At a higher level, I wonder what it’d take for me to believe a words-based argument.  The Language Log highlighted an interesting post about untranslatable words, pointing out the difference between “not translatable” and “doesn’t have a one-word translation”.  Though I have to say the Russian toska seems close to the English word heartache.  Some of the others are more interesting.

Thinking about words without a single-word equivalent in other languages, the words-argument seems to roughly depend on the idea that shorter realizations reflect frequency (which I’d loosely agree with).  But instead, they only consider the difference between one word and multiple words.  Instead, maybe it would be better to consider the time it takes to say a given word or phrase.  The problem in considering the number of words directly is that some languages have rich morphology or compounding systems.

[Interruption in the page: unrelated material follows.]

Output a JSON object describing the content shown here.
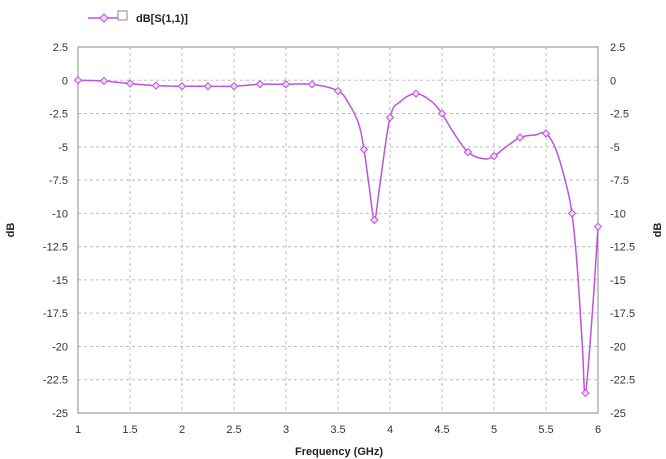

At the same time, I also wonder about word frequency.  How do you decide which versions of “snow” count?  Do you count slang?  How do you handle dialect differences in languages?  Is soda vs pop one word or two in the counting scheme?  (The argument for one might say that the terms are mutually exclusive)  When you’re looking at dialect problems, how do you account for culture size and spread?  (I’d expect to find more regional variations in English than Inuit)

The only ideas I have for such a study is that you’d have to come up with all single-word realizations related to a concept in both languages, then translate each to a phrase in the other language.  Then for each pair of semantically identical phrases/words you would need to compare either the natural speaking length or else something like the relative frequency of each.  If you’re comparing relative frequency, you need to normalize out the cultural/regional effects somehow (e.g., how often do you need to talk about snow if you’re sampling English from Florida vs Inuit in Alaska?).  You could probably attempt this by sampling texts from the same region, but in that case the languages may have already borrowed some words from each other.  If you don’t have regionally similar data, you might need to compare something like P(realization_1 | wanted to talk about snow).  In other words, normalize out the differences in wanting to talk about the (loose) semantic concept.

I think the intended basis of the argument is to say that communication related to a concept is more or less efficient in certain languages.  To go a step further, I imagine people expect that languages develop as an optimization process.  Given that, I’m curious just what it would take for someone to convince me that one language is more optimal for certain communication than another language.